Pangdam Hasanuddin Gelar Silaturahim bersama Insan Pers di Sultra

Reporter : Erlin

KENDARI – Panglima Komando Daerah Militer (Pangdam) XIV/Hasanuddin, Mayjen TNI Andi Sumanggerukka menggelar silaturahim bersama sejumlah insan pers saat melakukan kunjungan kerja di Kota Kendari, Sulawesi Tenggara, Jum’at 3 Juli 2020.

Silaturahmi yang berlangsung hidmat disalah satu rumah makan itu dihadiri Komandan Korem (Danrem) 143/Halu Oleo Brigjen TNI Jannie A Siahaan, Kepala Staf Korem (Kasrem) 143/Halu Oleo, Letkol Inf Arif Susanto dan jajarannya.

Andi Sumengerukka mengapresiasi para insan pers di Sultra yang telah menyempatkan diri menghadiri acara tersebut.

“Saya hadir disini untuk meresmikan gedung di RS Dr R Ismoyo dan memang bakal ditingkatkan statusnya dari tingkat empat ke tingkat tiga. Untuk meningkatkan statusnya ini maka harus ada fasilitas-fasilitas. Salah satunya harus ada 100 tempat tidur. Kemudian, harus punya dokter yang praktek disitu. Juga harus memiliki tempat menampung perawat. Inilah yang saya cek,” kata Pangdam Hasanuddun Andi Sumangerukka dalam sambutan.

Jenderal militer dua bintang ini mengungkapkan, pembangunan ruang rawat inap memang diperuntukkan khusus untuk pasien Covid-19. Dimana, pembangunannya sendiri berlangsung. selama satu setengah bulan.

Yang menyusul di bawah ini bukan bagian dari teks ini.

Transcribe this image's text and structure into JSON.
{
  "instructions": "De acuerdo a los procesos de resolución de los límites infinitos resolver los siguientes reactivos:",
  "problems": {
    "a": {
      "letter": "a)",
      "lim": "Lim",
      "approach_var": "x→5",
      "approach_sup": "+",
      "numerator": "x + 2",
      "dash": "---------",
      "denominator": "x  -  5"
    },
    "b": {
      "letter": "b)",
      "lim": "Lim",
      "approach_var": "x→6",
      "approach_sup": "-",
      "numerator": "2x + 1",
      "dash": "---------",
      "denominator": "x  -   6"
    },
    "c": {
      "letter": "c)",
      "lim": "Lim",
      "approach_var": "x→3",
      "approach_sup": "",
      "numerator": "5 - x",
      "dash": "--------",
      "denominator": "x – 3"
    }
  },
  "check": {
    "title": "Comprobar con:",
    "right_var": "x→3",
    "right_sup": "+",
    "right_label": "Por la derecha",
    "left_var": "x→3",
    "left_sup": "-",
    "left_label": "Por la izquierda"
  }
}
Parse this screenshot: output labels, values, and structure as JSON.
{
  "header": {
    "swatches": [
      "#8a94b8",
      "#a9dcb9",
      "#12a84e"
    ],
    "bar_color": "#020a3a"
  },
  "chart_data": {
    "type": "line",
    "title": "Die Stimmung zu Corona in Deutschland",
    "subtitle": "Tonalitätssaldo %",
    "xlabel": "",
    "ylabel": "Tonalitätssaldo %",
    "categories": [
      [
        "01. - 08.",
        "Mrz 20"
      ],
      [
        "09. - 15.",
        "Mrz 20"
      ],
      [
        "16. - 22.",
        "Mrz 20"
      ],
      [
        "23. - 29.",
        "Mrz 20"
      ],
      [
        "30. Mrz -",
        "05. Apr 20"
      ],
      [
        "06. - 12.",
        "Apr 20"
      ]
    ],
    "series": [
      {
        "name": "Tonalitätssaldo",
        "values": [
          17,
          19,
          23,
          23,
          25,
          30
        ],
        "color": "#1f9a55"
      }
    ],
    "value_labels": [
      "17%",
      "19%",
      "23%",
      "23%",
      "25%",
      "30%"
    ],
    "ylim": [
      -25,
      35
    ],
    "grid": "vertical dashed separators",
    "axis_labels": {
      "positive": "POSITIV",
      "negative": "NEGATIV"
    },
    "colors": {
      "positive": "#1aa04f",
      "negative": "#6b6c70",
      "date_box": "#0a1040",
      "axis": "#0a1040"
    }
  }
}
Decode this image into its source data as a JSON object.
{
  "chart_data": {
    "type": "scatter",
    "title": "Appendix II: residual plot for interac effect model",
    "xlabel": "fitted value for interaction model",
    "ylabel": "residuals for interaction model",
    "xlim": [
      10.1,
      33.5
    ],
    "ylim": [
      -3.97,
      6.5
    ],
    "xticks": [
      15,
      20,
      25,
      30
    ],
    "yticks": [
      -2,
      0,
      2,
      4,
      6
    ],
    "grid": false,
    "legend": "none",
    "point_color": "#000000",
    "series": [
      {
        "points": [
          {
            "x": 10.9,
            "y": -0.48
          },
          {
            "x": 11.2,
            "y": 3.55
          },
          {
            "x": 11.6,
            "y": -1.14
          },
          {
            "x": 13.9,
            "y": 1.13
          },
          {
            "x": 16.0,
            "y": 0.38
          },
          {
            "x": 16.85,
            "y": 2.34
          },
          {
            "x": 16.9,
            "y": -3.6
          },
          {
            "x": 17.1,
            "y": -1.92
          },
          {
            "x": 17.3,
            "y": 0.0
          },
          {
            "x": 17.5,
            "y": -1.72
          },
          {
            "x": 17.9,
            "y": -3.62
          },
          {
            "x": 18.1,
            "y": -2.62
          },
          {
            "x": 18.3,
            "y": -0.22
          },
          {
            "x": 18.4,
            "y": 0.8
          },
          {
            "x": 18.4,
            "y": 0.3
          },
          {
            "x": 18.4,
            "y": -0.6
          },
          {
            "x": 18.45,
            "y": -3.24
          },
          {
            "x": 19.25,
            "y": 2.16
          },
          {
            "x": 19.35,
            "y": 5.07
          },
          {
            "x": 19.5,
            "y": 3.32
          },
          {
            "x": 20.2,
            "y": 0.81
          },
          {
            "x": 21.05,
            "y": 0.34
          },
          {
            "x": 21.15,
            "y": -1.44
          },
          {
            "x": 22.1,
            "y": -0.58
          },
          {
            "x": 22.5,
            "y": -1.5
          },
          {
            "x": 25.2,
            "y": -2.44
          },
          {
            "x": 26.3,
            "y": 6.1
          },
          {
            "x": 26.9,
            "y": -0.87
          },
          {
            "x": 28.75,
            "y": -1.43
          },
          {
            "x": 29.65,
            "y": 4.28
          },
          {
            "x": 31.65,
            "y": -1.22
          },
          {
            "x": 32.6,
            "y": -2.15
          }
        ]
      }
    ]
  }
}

“Pengerjaannya ini satu setengah bulan. Sebenarnya kemarin saya berharap satu bulan sudah selesai, tetapi kearena sesuatu hal sampai satu setengah bulan. Harapan saya bagaimana kita memutus mata rantai Covid 19,” tuturnya.

Pria yang akrab disebut ASR ini menyebut, untuk memutus mata rantai penyebaran Covid-19 yang terpapar virus mematikan ini harus cepat mendapatkan penanganan medis.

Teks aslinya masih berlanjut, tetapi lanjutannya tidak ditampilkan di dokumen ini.